One Hampstead parent, Dana Hoffert, is not happy.

Hoffert said the PTA didn't make it clear the policy was voluntary. (A PTA cannot by law require uniforms in school). She learned it was voluntary only after spending $250 on eight red shirts, five pairs of khaki shorts and six pairs of khaki jeans for her daughter, Shelby.

When Shelby, a second-grader, learned some friends would be choosing their outfits, she asked her mother if she could drop the uniform.

"I'm not going to force her if half her class isn't doing it," Hoffert said.

Hoffman said the PTA needs to realize widespread concern exists. She urged members to hold an open session on the issue.

"Let's do this as a group, and be together as a team," she said. "This issue is splitting the school."

In some families, the choice of whether to wear a uniform did not belong entirely to pupils.

Kim Brady said her son, Mark, a third-grader, was reluctant to wear one.

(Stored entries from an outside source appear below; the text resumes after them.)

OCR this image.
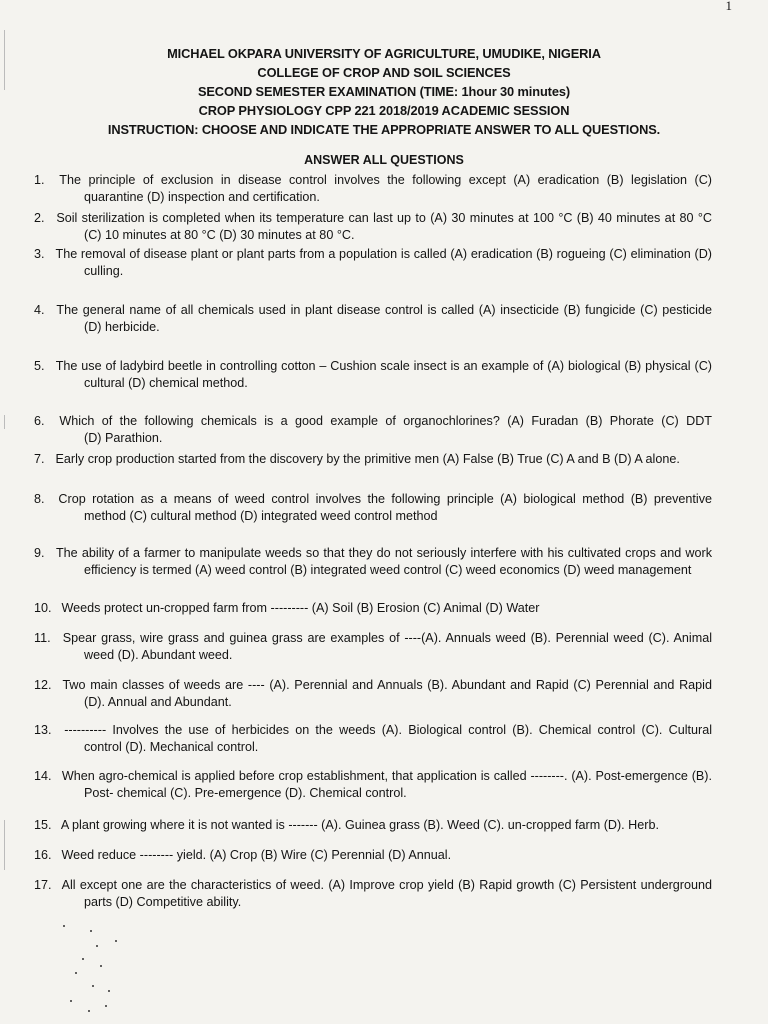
1
MICHAEL OKPARA UNIVERSITY OF AGRICULTURE, UMUDIKE, NIGERIA
COLLEGE OF CROP AND SOIL SCIENCES
SECOND SEMESTER EXAMINATION (TIME: 1hour 30 minutes)
CROP PHYSIOLOGY CPP 221 2018/2019 ACADEMIC SESSION
INSTRUCTION: CHOOSE AND INDICATE THE APPROPRIATE ANSWER TO ALL QUESTIONS.
ANSWER ALL QUESTIONS
1. The principle of exclusion in disease control involves the following except (A) eradication (B) legislation (C)
quarantine (D) inspection and certification.
2. Soil sterilization is completed when its temperature can last up to (A) 30 minutes at 100 °C (B) 40 minutes at 80 °C
(C) 10 minutes at 80 °C (D) 30 minutes at 80 °C.
3. The removal of disease plant or plant parts from a population is called (A) eradication (B) rogueing (C) elimination (D)
culling.
4. The general name of all chemicals used in plant disease control is called (A) insecticide (B) fungicide (C) pesticide
(D) herbicide.
5. The use of ladybird beetle in controlling cotton – Cushion scale insect is an example of (A) biological (B) physical (C)
cultural (D) chemical method.
6. Which of the following chemicals is a good example of organochlorines? (A) Furadan (B) Phorate (C) DDT
(D) Parathion.
7. Early crop production started from the discovery by the primitive men (A) False (B) True (C) A and B (D) A alone.
8. Crop rotation as a means of weed control involves the following principle (A) biological method (B) preventive
method (C) cultural method (D) integrated weed control method
9. The ability of a farmer to manipulate weeds so that they do not seriously interfere with his cultivated crops and work
efficiency is termed (A) weed control (B) integrated weed control (C) weed economics (D) weed management
10. Weeds protect un-cropped farm from --------- (A) Soil (B) Erosion (C) Animal (D) Water
11. Spear grass, wire grass and guinea grass are examples of ----(A). Annuals weed (B). Perennial weed (C). Animal
weed (D). Abundant weed.
12. Two main classes of weeds are ---- (A). Perennial and Annuals (B). Abundant and Rapid (C) Perennial and Rapid
(D). Annual and Abundant.
13. ---------- Involves the use of herbicides on the weeds (A). Biological control (B). Chemical control (C). Cultural
control (D). Mechanical control.
14. When agro-chemical is applied before crop establishment, that application is called --------. (A). Post-emergence (B).
Post- chemical (C). Pre-emergence (D). Chemical control.
15. A plant growing where it is not wanted is ------- (A). Guinea grass (B). Weed (C). un-cropped farm (D). Herb.
16. Weed reduce -------- yield. (A) Crop (B) Wire (C) Perennial (D) Annual.
17. All except one are the characteristics of weed. (A) Improve crop yield (B) Rapid growth (C) Persistent underground
parts (D) Competitive ability.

"He was worried a lot of kids would not be wearing them," she said. "He wasn't thrilled."

But Brady liked the uniform idea. She said a uniform lets a pupil "be their own person" instead of trying to wear certain kinds of clothing to impress peers.

She wanted her son to take part.

Mark acquiesced after his mother promised to buy him sneakers since she would be saving so much by buying only uniforms for the school year.

Parents said they spent $250 to $400 on uniforms. The PTA is providing assistance to families who qualify for free or reduced lunches and has stressed that used uniforms are available at several stores in the county.

Initially, even Christina Reginaldi had trouble letting go of her clothing freedoms -- she had been excited this year to wear bell-bottom jeans to school.

Her mother promised to buy her bell-bottom khakis, but said wearing no uniform was not an option for her children.

"They're in elementary school -- they're not going to tell me what they are going to wear," Rosemary Reginaldi said. "Now everything is coordinated. It's a no-brainer. You eat your breakfast. You brush your teeth. And you get out the reds and khakis."